Vorrei che ci sei anche tu!
Titolo del post tratto da "Tutta la vita davanti" di Paolo Virzì.Non a caso scelgo questa battuta, tra l’altro una delle migliori del film. Inizio da questo perchè a pronunciarla è la Ferilli nel ruolo di coatta di effimero successo. Con la Ferilli, da cinefila, ho un rapporto molto particolare; l’avevo amata in "La bella vita", sempre di Virzì, e poi ho iniziato a detestarla perchè sceglieva sempre lo stesso ruolo, marciava sul suo accento romano, e ammiccava nel suo ruolo di bonona. Insomma era diventata famosa e tanti saluti alle belle speranze. Con questo film credo che abbia ritrovato un pò quello che era un tempo!
Il film, in generale, mi ha fatto uno strano effetto. Un’altalena di emozioni, per dirla alla Marzullo. Inizi con l’angoscia, poi vieni inglobato nel meccanismo come la protagonista, poi ridi, poi piangi, poi ti angosci di nuovo e ad alla fine piangi di nuovo mentre ridi. Sarà che siamo tutti un pò Marta, che siamo un pò tutti nella sua condizione di laureata a fondo perduto, nella sua condizione di lavoratrice precaria ma guardando lei che manda curricula e non ottiene nulla, che incontra gli ex colleghi e un pò si vergogna, che fa un lavoro sforzandosi di pensare che sia importante, mi sembrava di vedere la storia della mia vita…. Forse il trucco per sopravvivere è quello di rimanere sempre presenti a se stessi, rendersi conto che un lavoro part-time fatto di obbiettivi da raggiungere non è la vita, non sei tu. E’ soltanto una parentesi! E se ti fanno fuori pazienza, l’importante è non perdere di vista ciò che si vuole.

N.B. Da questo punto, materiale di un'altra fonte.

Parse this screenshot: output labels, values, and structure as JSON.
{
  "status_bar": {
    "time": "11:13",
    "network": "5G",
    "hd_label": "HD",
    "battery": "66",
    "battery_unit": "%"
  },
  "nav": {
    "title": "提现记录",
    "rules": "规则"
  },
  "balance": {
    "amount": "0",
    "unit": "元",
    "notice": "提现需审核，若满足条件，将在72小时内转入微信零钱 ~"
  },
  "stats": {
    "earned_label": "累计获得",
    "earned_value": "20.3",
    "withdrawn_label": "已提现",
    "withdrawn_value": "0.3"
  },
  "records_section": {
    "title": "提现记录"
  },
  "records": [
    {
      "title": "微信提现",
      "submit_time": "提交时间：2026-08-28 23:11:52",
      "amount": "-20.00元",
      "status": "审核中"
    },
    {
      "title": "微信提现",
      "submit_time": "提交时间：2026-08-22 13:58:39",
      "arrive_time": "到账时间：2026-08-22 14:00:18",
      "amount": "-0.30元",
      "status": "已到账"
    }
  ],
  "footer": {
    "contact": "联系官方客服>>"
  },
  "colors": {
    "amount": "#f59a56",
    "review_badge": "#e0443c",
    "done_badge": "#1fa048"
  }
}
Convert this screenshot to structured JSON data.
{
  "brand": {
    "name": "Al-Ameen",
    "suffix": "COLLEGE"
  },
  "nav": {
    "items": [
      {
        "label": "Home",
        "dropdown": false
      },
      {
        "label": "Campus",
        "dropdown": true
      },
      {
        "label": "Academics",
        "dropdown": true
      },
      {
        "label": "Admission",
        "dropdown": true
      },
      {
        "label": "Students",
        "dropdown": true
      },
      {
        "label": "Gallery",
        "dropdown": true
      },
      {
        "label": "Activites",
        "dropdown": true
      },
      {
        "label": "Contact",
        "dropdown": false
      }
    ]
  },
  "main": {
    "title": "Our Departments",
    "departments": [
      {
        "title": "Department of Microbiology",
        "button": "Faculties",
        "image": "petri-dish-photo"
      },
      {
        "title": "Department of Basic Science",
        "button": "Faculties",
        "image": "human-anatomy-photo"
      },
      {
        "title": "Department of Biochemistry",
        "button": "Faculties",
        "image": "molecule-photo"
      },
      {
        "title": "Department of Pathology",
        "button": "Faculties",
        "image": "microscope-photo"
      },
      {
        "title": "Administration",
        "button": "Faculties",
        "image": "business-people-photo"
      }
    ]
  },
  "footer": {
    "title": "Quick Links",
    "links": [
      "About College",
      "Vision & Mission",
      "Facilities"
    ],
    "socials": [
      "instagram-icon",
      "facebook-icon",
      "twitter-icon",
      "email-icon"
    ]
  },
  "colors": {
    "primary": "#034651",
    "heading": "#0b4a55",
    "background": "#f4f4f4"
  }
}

La Ferilli è davvero brava, nella parte. Come tutti gli attori, chi più chi meno. Virzì in questo è molto bravo.
Il film mi ha scosso davvero tanto. E se lo ha fatto, considerando che non lo reputo un film particolarmente bello, dato anche il finale, vuol dire che sto -stiamo?- messi davvero male.